14 August - 26 September
A Thousand Kisses Deep


Exhibition Essay by Zeenat Nagree

Over the last four years, the principal concern of Fabien Charuau’s art practice has shifted from making photographs to reflecting on the afterlife of digital images. Charuau’s solo exhibition at Chatterjee & Lal presents three projects that regard snapshots and clips downloaded from the internet as found objects. Assembling this content in video, and creating new images through the application of code-based processes, Charuau considers how access to technology is altering the expression of desire, intimacy and devotion among Indians.

A Thousand Kisses Deep (2015) takes as its starting point photographs of couples kissing each other uploaded on Facebook and Instagram following recent countrywide protests against moral policing. Like the Kiss of Love demonstration in Kochi last year, these actions were met with violent opposition from various right-wing religious and political groups. The exhibition comes at a time when the state is frequently attempting to curtail individual liberties and control citizens’ private lives. The images that Charuau has collected then are not only displays of affection but also serve as testaments to the defiance of conservative social norms.

Charuau has processed the photographs through an algorithm to determine the “energy” of each pixel, that is the relationship between a pixel and its neighbours in terms of how similar or different they are to each other. Used routinely in photo editing, Charuau deploys this tool out of an interest in the materiality of digital images, in speculating whether clusters of pixels contain something akin to energy. Can the charge of a movement for sexual liberation seep into the pixels of a digital image?

The algorithm that Charuau has devised treats each pixel as a unit of information, and uses this to create representations of the minute variations between pixels in any given image. The choice of colour and its intensity in the resulting abstracts has not been pre-determined. Thus, while Charuau’s process shares affinity with techniques of data visualization, the final output recalls microscopic images of crystals and their formation through self-organization.

Charuau’s engagement with the subject of sexual interaction in India began with Send Some Candids (2012), an investigation into internet forums for voyeurs. There, Charuau found hundreds of photographs of women shot in public spaces without their knowledge or consent. Most of these were taken covertly using mobiles. Assembled into a slideshow, select images from the 10,000 that Charuau has amassed run alongside a voiceover composed from fragments of objectifying commentary sourced from the websites themselves. The work provides a disturbing view of how the widespread use of handheld cameras is facilitating sexual harassment on the streets that then finds an audience online. In addition, it presents an instance, no doubt startlingly perverse, of the impact of cellphones on the practice of photography.

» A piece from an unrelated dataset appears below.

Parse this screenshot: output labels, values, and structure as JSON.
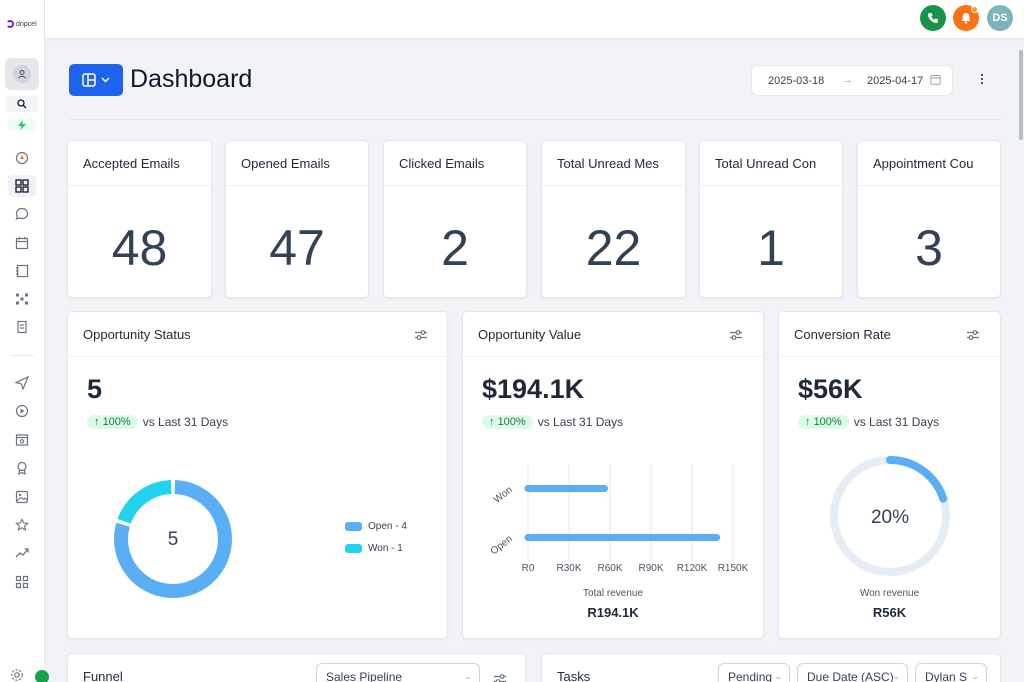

Although Send Some Candids and A Thousand Kisses Deep offer a stark contrast between interactions mediated through a lens, they share concerns about the power of photography, the easy distribution of the digital image, and the influence of current camera technology on public life. Both grapple with task of digging through the repository of seemingly immortal images on the internet in order to assess our changing modes of communication. Their subject matter raises questions about the denial and demonization of desire while taking into account the evolving practices of image-making itself.

Within this matrix of power and passion, Charuau has placed footage of worshippers in temples in Being Seen Trying (2014). The clips featured in the installation are extracted from online broadcasts of deities for audiences who are only able to offer prayers online. Since a darshan refers to an exchange of glances between the deity and the devotee, the practice of conducting virtual darshans implies that the digital image on a screen can also facilitate an exchange of glances.

Charuau doesn’t picture the deity, however. It is the devotees who form the subject of Being Seen Trying, captured by the cameras of virtual darshans in between broadcasts of the idol in the temple. Charuau overlays these blurry moving images with face detection software, used frequently in easy-to-operate cameras as well as in surveillance. It’s as if Charuau is trying to map the presence of the intangible intimacy between the deity and the devotees through an analysis of the videos.

Being Seen Trying may seem like an unlikely companion to A Thousand Kisses Deep and Send Some Candids but it benefits from creating unease in the viewer. It reminds us of the role that religious mores play in the suppression of the expression of intimacy even as it attempts to distil the same emotion within an image. Beyond this connection, a trajectory can be traced through all three projects. In Send Some Candids, the lens serves a tool of violation, its relationship to the subject is exploitative. Whereas, in Being Seen Trying, the camera is used to facilitate a connection, a spiritual exchange. Further, in A Thousand Kisses Deep, the subjects of the photograph exercise control over their image, the lens is used in an assertion of their individuality and freedom.